A boy doing latch hook isn’t going to hurt him.
Neither is a boy doing dance class.
What if your boy is an incredible dancer? Or great at designing? What if your daughter is great at math and sports?
What if your son grows up to be a nurse or daycare teacher? What if your daughter decides not to have children at all?
Will you shame your children into following
gender roles that society has assigned to them?
One of my step-dads best friends (a guy) was taught to knit, sew, crochet and cook from his mom (along with his siblings) and he also learned all that man-car stuff from his dad (stuff my dad, who was a car guy, never taught me, just expected that i’d know these things).

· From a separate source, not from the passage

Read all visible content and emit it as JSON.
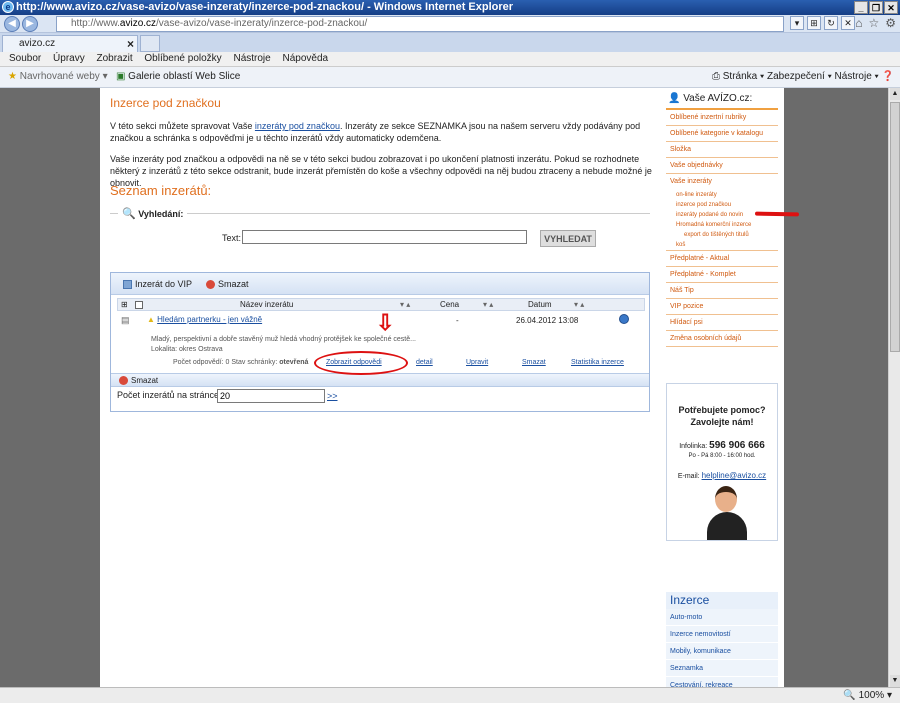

Like Amanda said: we’re all for women becoming more “man like”, but men are discourged from exploring their “feminine side”.
By asrai on Aug 12, 2008
Now I understand why shows like High School Musical have very feminine actors in them. Their parents probably bought them knitting kits when they were younger. I can’t believe you lost this one Donkey. I guess you’ll have to look at the good news, he might grow up and make lots of money frolicking around and sinigng.
By Ryan on Aug 19, 2008
I realize this post is over a year old but I just found it. Knitting, weaving, embroidery…all that use to be a MAN’S job. A MAN’S profession. Only in the last 100 years has it really become more “fashionable”, more “acceptable” for it to be a woman’s job. Growing up, my mother taught my two brothers and I how to work cross stitch, plastic canvas, and basic sewing. She was and is of the mind that boys/men need to know how to care for themselves, clothe themselves when they are on their own. If they have little money but can afford to buy fabric, yarn, etc., then they can make clothes, something to keep warm.

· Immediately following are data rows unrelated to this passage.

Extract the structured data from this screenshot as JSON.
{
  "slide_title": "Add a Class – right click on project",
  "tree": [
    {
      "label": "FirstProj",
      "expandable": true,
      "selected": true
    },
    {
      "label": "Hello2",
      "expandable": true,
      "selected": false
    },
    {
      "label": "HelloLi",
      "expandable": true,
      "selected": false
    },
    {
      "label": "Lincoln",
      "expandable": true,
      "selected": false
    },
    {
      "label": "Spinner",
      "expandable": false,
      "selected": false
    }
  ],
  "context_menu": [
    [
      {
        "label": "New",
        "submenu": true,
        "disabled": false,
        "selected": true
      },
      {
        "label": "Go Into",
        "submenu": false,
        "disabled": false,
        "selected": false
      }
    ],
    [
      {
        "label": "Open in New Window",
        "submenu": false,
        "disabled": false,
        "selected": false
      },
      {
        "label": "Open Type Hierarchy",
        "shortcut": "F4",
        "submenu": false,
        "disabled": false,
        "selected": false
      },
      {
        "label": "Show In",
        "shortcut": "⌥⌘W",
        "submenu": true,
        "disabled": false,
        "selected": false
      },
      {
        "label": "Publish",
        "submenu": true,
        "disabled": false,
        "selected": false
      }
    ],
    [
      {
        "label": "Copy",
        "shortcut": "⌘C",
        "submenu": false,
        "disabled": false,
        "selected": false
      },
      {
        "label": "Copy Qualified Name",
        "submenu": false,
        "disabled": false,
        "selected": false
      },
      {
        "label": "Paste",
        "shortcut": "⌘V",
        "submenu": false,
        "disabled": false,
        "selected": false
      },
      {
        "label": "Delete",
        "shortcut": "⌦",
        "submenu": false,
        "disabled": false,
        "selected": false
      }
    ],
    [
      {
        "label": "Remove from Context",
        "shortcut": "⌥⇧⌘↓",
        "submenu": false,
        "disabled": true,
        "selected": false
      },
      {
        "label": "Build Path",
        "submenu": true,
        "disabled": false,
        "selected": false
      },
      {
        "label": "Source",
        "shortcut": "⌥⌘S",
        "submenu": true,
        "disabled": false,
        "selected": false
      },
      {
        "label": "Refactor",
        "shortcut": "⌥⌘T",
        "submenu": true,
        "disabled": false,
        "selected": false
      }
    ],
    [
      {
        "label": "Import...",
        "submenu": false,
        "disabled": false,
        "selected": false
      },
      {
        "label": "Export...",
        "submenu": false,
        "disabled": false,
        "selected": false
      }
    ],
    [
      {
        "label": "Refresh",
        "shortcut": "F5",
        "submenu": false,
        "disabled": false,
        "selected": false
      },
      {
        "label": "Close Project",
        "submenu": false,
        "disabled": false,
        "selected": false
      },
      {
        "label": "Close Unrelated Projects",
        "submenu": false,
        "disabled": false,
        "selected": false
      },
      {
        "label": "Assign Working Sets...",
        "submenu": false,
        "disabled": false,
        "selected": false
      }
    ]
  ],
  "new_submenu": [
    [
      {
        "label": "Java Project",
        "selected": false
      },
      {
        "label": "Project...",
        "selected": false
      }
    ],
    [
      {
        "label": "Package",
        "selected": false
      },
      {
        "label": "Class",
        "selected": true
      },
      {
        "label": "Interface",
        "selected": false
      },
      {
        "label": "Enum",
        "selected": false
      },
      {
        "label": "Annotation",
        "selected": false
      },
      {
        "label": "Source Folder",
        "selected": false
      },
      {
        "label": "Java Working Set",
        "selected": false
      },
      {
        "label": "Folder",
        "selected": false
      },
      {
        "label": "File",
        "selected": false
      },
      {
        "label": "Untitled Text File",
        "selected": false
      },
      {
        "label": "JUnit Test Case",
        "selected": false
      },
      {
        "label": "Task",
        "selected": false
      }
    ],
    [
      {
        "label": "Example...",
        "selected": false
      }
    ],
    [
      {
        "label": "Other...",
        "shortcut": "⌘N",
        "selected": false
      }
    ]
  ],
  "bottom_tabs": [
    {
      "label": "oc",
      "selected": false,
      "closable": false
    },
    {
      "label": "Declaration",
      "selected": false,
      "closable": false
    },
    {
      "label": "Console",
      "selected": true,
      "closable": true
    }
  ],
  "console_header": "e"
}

I live in a home of 6 people. Of the six, I am the ONLY WOMAN! My second oldest bonus son taught ME how to do basic crocheting. He is now in culinary school. The oldest, who is one of the most masculine men I know, has his degree in massage therapy. Both of them are self-taught computer geeks, thanks to their dad. The two younger boys are both interested in the fact that I knit and want to learn. They are both adept at photography and have won awards for their photographs. The 10 year old plans to be a paleontologist (God, save me from the parent plus loans!) and has more paleo/dino books than our local and school libraries. The youngest wants to study rocks, so I have a budding geologist on my hands. And if they want me to teach them how to knit, I will. Just because they are male doesn’t mean they shouldn’t learn how to create things that will better their lives. Heck, even if it’s a dishcloth! A scarf to keep them warm, a winter hat! My boys, all four, are tough. They are boys. At the same time, they will be taught how to survive. Sometimes that involves knitting needles and a sewing machine. (which, by the way, I am terrified of mine and DH has used it more than I have…just so you know, DH spent 8 years in the Marine Corps.)

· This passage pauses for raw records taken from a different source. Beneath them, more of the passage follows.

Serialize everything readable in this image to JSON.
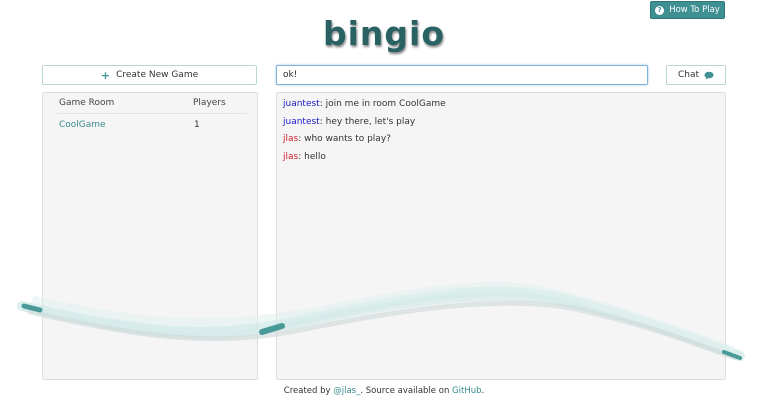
{
  "header": {
    "logo": "bingio",
    "how_to_play_label": "How To Play",
    "how_to_play_icon": "question-circle-icon"
  },
  "lobby": {
    "create_label": "Create New Game",
    "create_icon": "plus-icon",
    "columns": {
      "room": "Game Room",
      "players": "Players"
    },
    "rooms": [
      {
        "name": "CoolGame",
        "players": "1"
      }
    ]
  },
  "chat": {
    "input_value": "ok!",
    "send_label": "Chat",
    "send_icon": "speech-bubble-icon",
    "messages": [
      {
        "user": "juantest",
        "text": ": join me in room CoolGame",
        "color": "#1b1bc4"
      },
      {
        "user": "juantest",
        "text": ": hey there, let's play",
        "color": "#1b1bc4"
      },
      {
        "user": "jlas",
        "text": ": who wants to play?",
        "color": "#cc2233"
      },
      {
        "user": "jlas",
        "text": ": hello",
        "color": "#cc2233"
      }
    ]
  },
  "footer": {
    "created_by": "Created by ",
    "author_link": "@jlas_",
    "middle": ". Source available on ",
    "github_link": "GitHub",
    "end": "."
  },
  "colors": {
    "accent": "#3f9093",
    "link": "#3a8a8c",
    "logo": "#2a6264"
  }
}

A few great projects that are perfect for boys: camouflage yarn and a blanket pattern; cotton yarn and small needles to make a DS holder/MP3 holder; find a pattern for a market bag/eco grocery bag. Heck, cut up plastic grocery bags and tie them together to make yarn then use it for knitting!
This isn’t something that your son has to advertise. Besides, he is young, so the interest may pass quickly. Who knows, being as this post is a year old, he may have already lost interest by now.